Collegium Helveticum
magda-campos-pons_red-composition
Maria Magdalena Campos-Pons "Red Composition," from the Los Caminos (The Path) series, 1997.
Fellow Project 2025–2026

Epistemological Marronage
Black Womanhood and Counter-Hegemonic Knowledge in a World in Crisis

In a time of unprecedented global upheaval, this project examines how Black women across Latin America and the Caribbean generate forms of knowledge that offer radical frameworks for reimagining humanity and our collective future.
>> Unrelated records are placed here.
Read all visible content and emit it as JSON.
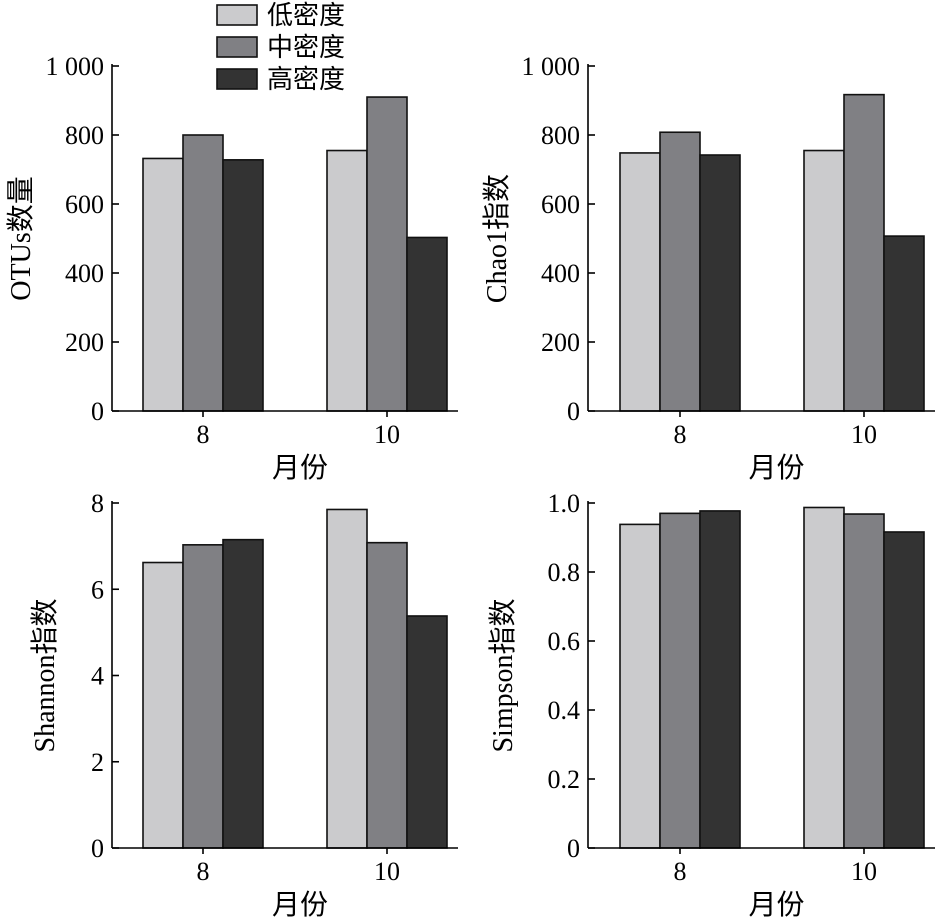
{
  "legend": {
    "placement": "top-center",
    "items": [
      {
        "label": "低密度",
        "color": "#cbcbcd"
      },
      {
        "label": "中密度",
        "color": "#808084"
      },
      {
        "label": "高密度",
        "color": "#333333"
      }
    ]
  },
  "colors": {
    "axis": "#000000",
    "bar_edge": "#111111"
  },
  "chart_data": [
    {
      "type": "bar",
      "ylabel": "OTUs数量",
      "xlabel": "月份",
      "categories": [
        "8",
        "10"
      ],
      "series": [
        {
          "name": "低密度",
          "values": [
            732,
            755
          ]
        },
        {
          "name": "中密度",
          "values": [
            800,
            910
          ]
        },
        {
          "name": "高密度",
          "values": [
            728,
            503
          ]
        }
      ],
      "ylim": [
        0,
        1000
      ],
      "yticks": [
        0,
        200,
        400,
        600,
        800,
        1000
      ],
      "ytick_labels": [
        "0",
        "200",
        "400",
        "600",
        "800",
        "1 000"
      ]
    },
    {
      "type": "bar",
      "ylabel": "Chao1指数",
      "xlabel": "月份",
      "categories": [
        "8",
        "10"
      ],
      "series": [
        {
          "name": "低密度",
          "values": [
            748,
            755
          ]
        },
        {
          "name": "中密度",
          "values": [
            808,
            917
          ]
        },
        {
          "name": "高密度",
          "values": [
            742,
            507
          ]
        }
      ],
      "ylim": [
        0,
        1000
      ],
      "yticks": [
        0,
        200,
        400,
        600,
        800,
        1000
      ],
      "ytick_labels": [
        "0",
        "200",
        "400",
        "600",
        "800",
        "1 000"
      ]
    },
    {
      "type": "bar",
      "ylabel": "Shannon指数",
      "xlabel": "月份",
      "categories": [
        "8",
        "10"
      ],
      "series": [
        {
          "name": "低密度",
          "values": [
            6.62,
            7.85
          ]
        },
        {
          "name": "中密度",
          "values": [
            7.03,
            7.08
          ]
        },
        {
          "name": "高密度",
          "values": [
            7.15,
            5.38
          ]
        }
      ],
      "ylim": [
        0,
        8
      ],
      "yticks": [
        0,
        2,
        4,
        6,
        8
      ],
      "ytick_labels": [
        "0",
        "2",
        "4",
        "6",
        "8"
      ]
    },
    {
      "type": "bar",
      "ylabel": "Simpson指数",
      "xlabel": "月份",
      "categories": [
        "8",
        "10"
      ],
      "series": [
        {
          "name": "低密度",
          "values": [
            0.938,
            0.987
          ]
        },
        {
          "name": "中密度",
          "values": [
            0.97,
            0.968
          ]
        },
        {
          "name": "高密度",
          "values": [
            0.977,
            0.916
          ]
        }
      ],
      "ylim": [
        0,
        1.0
      ],
      "yticks": [
        0,
        0.2,
        0.4,
        0.6,
        0.8,
        1.0
      ],
      "ytick_labels": [
        "0",
        "0.2",
        "0.4",
        "0.6",
        "0.8",
        "1.0"
      ]
    }
  ]
}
The research introduces two key concepts: epistemological marronage—reinterpreting historical flight from enslavement as a contemporary intellectual and spiritual departure from hegemonic knowledge systems—and ontological self-birth—the deliberate rejection of imposed identities to craft autonomous modes of existence that transcend Eurocentric worldviews. Drawing on Sylvia Wynter's notion of the “demonic ground,” it traces how Black women transform their historical and ongoing exclusion from dominant definitions of the human into powerful sites of resistance, survival, and world-building.

Integrating literary and visual analysis, archival research, history, and political thought, Epistemological Marronage demonstrates how Black women's creative and intellectual practices constitute vital counter-hegemonic epistemologies. By reshaping relationality, community, and the meaning of being human, their work opens pathways toward more just and livable worlds.